The LSAT sucks. That’s immature, I know. It’s actually really fun when I do really well on a practice exam. I feel super smart and capable and competent. When I do well, I think that Elle Woods would be proud of a fellow blonde conquering this test that has for some reason been deemed an effective way of determining who will be a good lawyer. I know that ultimately, it’s just a meaningless number that won’t actually matter in the grand scheme of things. 

 

Actually, isn’t everything meaningless in one way or the other? I think we determine what has and does not have meaning as we navigate through the mess day after day. That sounds a lot more pessimistic than I intend it to sound; let me try and rephrase.

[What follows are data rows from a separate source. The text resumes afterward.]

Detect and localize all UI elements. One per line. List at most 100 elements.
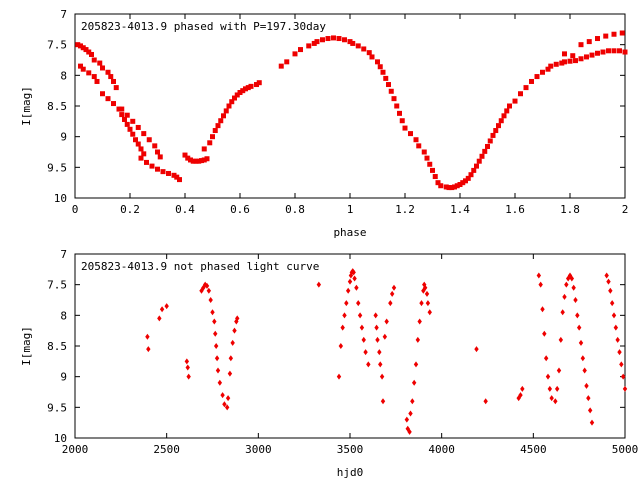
unphased-data-point [336, 373, 342, 380]
unphased-data-point [543, 355, 549, 362]
phased-data-point [347, 39, 353, 45]
unphased-data-point [584, 382, 589, 389]
unphased-data-point [474, 346, 479, 353]
phased-data-point [306, 43, 312, 49]
phased-data-point [548, 63, 554, 69]
phased-x-ticks: 0 0.2 0.4 0.6 0.8 1 1.2 1.4 1.6 1.8 2 [72, 14, 628, 216]
unphased-data-point [145, 333, 150, 340]
phased-y-ticks: 7 7.5 8 8.5 9 9.5 10 [47, 8, 625, 205]
unphased-y-tick-label: 7.5 [47, 279, 67, 292]
unphased-data-point [415, 336, 421, 343]
unphased-data-point [575, 312, 580, 319]
unphased-data-point [199, 287, 204, 294]
phased-data-point [377, 64, 383, 70]
unphased-data-point [225, 395, 231, 402]
phased-data-point [124, 121, 130, 127]
phased-data-point [460, 180, 466, 186]
unphased-data-point [391, 284, 397, 291]
unphased-data-point [352, 275, 357, 282]
unphased-x-tick-label: 4500 [520, 443, 547, 456]
phased-data-point [232, 95, 237, 101]
unphased-data-point [427, 309, 432, 316]
unphased-data-point [520, 385, 525, 392]
unphased-data-point [417, 318, 422, 325]
phased-data-point [562, 59, 567, 65]
phased-data-point [171, 172, 177, 178]
unphased-data-point [361, 336, 366, 343]
unphased-data-point [213, 343, 219, 349]
phased-data-point [141, 151, 147, 157]
unphased-data-point [556, 367, 562, 374]
unphased-x-tick-label: 5000 [612, 443, 639, 456]
phased-data-point [523, 85, 529, 91]
phased-data-point [166, 170, 171, 176]
phased-data-point [298, 47, 303, 53]
unphased-data-point [389, 290, 395, 297]
phased-data-point [119, 112, 125, 118]
phased-data-point [595, 50, 600, 56]
phased-data-point [603, 33, 609, 39]
unphased-data-point [404, 416, 410, 423]
unphased-y-tick-label: 8 [60, 309, 67, 322]
unphased-data-point [408, 410, 413, 417]
phased-x-tick-label: 1.4 [450, 203, 470, 216]
phased-data-point [314, 39, 320, 45]
unphased-data-point [363, 349, 368, 356]
unphased-data-point [354, 284, 359, 291]
unphased-data-point [224, 404, 230, 411]
unphased-data-point [589, 419, 595, 426]
phased-data-point [149, 163, 155, 169]
phased-data-point [201, 157, 207, 163]
phased-data-point [394, 103, 400, 109]
phased-data-point [240, 88, 246, 94]
phased-y-axis-label: I[mag] [20, 86, 33, 126]
unphased-data-point [606, 278, 611, 285]
phased-data-point [234, 92, 240, 98]
phased-data-point [248, 83, 254, 89]
phased-data-point [562, 51, 567, 57]
unphased-data-point [374, 324, 379, 331]
phased-data-point [545, 66, 551, 72]
unphased-data-point [366, 361, 371, 368]
phased-data-point [611, 31, 617, 37]
phased-data-point [584, 54, 589, 60]
phased-data-point [78, 63, 83, 69]
unphased-y-axis-label: I[mag] [20, 326, 33, 366]
unphased-data-point [609, 300, 615, 307]
phased-data-point [177, 177, 182, 183]
unphased-data-point [380, 398, 386, 405]
phased-data-point [529, 78, 534, 84]
phased-data-point [498, 118, 504, 124]
unphased-data-point [540, 306, 545, 313]
phased-data-point [127, 126, 133, 132]
unphased-data-point [622, 385, 628, 392]
phased-data-point [452, 184, 457, 190]
phased-data-point [278, 63, 284, 69]
phased-data-point [212, 128, 218, 134]
phased-data-point [116, 106, 122, 112]
unphased-data-point [220, 392, 225, 399]
phased-data-point [619, 30, 625, 36]
phased-x-tick-label: 1.2 [395, 203, 415, 216]
unphased-data-point [345, 287, 351, 294]
phased-data-point [600, 49, 606, 55]
phased-data-point [336, 36, 342, 42]
unphased-data-point [338, 343, 344, 349]
unphased-data-point [213, 330, 218, 337]
unphased-data-point [377, 349, 382, 356]
unphased-data-point [562, 293, 567, 300]
unphased-data-point [342, 312, 347, 319]
phased-data-point [89, 51, 94, 57]
phased-data-point [105, 69, 111, 75]
phased-y-tick-label: 9 [60, 131, 67, 144]
unphased-data-point [613, 324, 619, 331]
phased-data-point [457, 182, 463, 188]
phased-x-tick-label: 0 [72, 203, 79, 216]
phased-data-point [487, 138, 493, 144]
phased-data-point [111, 78, 116, 84]
phased-data-points [75, 30, 628, 191]
unphased-data-point [212, 318, 217, 325]
unphased-x-axis-label: hjd0 [337, 466, 364, 479]
unphased-data-point [483, 398, 488, 405]
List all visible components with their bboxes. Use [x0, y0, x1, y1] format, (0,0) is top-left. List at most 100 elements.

I think about that whole phenomenon of your life flashing before your eyes right before you die. I don’t have any idea whatsoever what happens after that moment and the thought of it is a little too overwhelming to conceptualize. However, the moment before is captivating. I adore the idea of seeing an amalgamation of images and videos like one of the slideshows they play at birthday parties or weddings of all different moments in my life. 

 

This probably sounds insane, but this future pre-death slideshow actually seems really comforting in a lot of ways. I’ll explain: I think there is something super reassuring about thinking about a future slideshow of life having absolutely nothing to do with stressful exams or LSAT practice tests or rapid COVID tests. I am confident that my montage will instead be full of chocolate twizzlers on the couch binging Gilmore Girls with mom and our family winning Name that Tune during our winter week at Woodloch Pines. I hope that when I have to have some sort of retrospective clarity on life, love, and the pursuit of happiness, I have made it my mission to place meaning on numbers of karmically-planned kisses and glasses of wine and not on numbers on a scale, GPA, or Instagram post. 

 

It’s because of you that I have had the privilege of worrying about silly things. From the day I was born, I have had the opportunity to focus on the playground swings; I’ve swung up and down, pigtails occasionally whipping me in the face. Even now, I am incredibly thankful to have the roof over my head, food on the table, and anything I could have ever hoped for from earrings to experiences. I think I don’t say enough – although, I’m not sure there ever could be enough – how grateful I am for you and for the life you and mom have provided. I recognize, especially as I continue to get older, the privilege ingrained in every ounce of my being. 

 

However, when it comes to that arguably morbid montage, I know that it won’t be designer belts that stand out. With what I hope will be many years of memories ahead of me, it is hard to say what will be in that future video. Having said that, I can say with absolute certainty that driving in the car with you blasting Beatles albums from start to finish will be many of those future highlighted moments.

Going to take another practice test. Talk soon!